A l’approche des élections générales au Kenya (elles se tiendront le 8 août), les évêques du pays ont publié une lettre pastorale afin de rappeler les objectifs de ce scrutin, qui verra le renouvellement du président et du parlement.

« Nous vous rappelons, frères et sœurs, que les principes de la démocratie, le respect de la vie humaine et le respect réciproque ainsi que le rôle de la Commission électorale indépendante représentent des éléments vitaux en vue de la préservation de la paix avant, pendant et après les élections »

écrivent les prélats kenyans dans ce texte intitulé « Elections pacifiques et crédibles pour des responsables intègres » et transmis à l’agence Fides.

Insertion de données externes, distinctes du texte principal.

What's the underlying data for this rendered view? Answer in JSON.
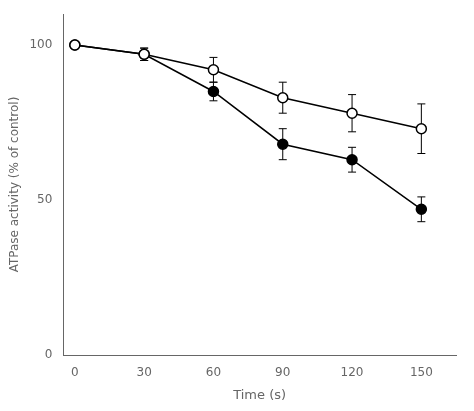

Les évêques exhortent en particulier les Kenyans à résister à la manipulation du tribalisme à des fins politiques, à rejeter la violence et les discours incitant à la haine et à choisir des responsables qui soient moralement intègres et qui défendent les valeurs de la vie et de la famille. L’élection présidentielle du 27 décembre 2007, qui avait opposé Mwaï Kibaki à Raila Odinga avait provoqué des émeutes tribales meurtrières. 1500 personnes avaient été tuées et 300 000 déplacées. Cette année, Raila Odinga sera de nouveau en lice, face au président sortant Uhuru Kenyatta.

Pas de résultats probants contre la corruption

Dans leur lettre pastorale, les évêques kenyans réaffirment par ailleurs ne pas vouloir donner de consignes de vote, mais expliquent vouloir seulement rappeler les critères sur la base desquels les électeurs pourront exercer leur libre choix. Il font par ailleurs remarquer que les catholiques sont présents au sein de tous les partis de l’échiquier politique.

La conférence épiscopale kenyane aborde aussi le fléeau de la corruption qui touche tout le pays et les différentes strates de la vie politique, déplorant qu’elle soit « devenue un lourd fardeau pour l’économie, la sécurité alimentaire, l’éducation, le secteur sanitaire, le gouvernement, la sécurité, l’emploi et l’accès aux besoins de base de la part d’une grande partie des kenyans ». Malgré quelques signes de bonne volonté de la part du gouvernement, les évêques regrettent que les institutions et la direction politique du pays soient trop faibles en matière de lutte contre la corruption.

Le Pape François s’était rendu dans le pays lors d’une tournée en Afrique, en novembre 2015.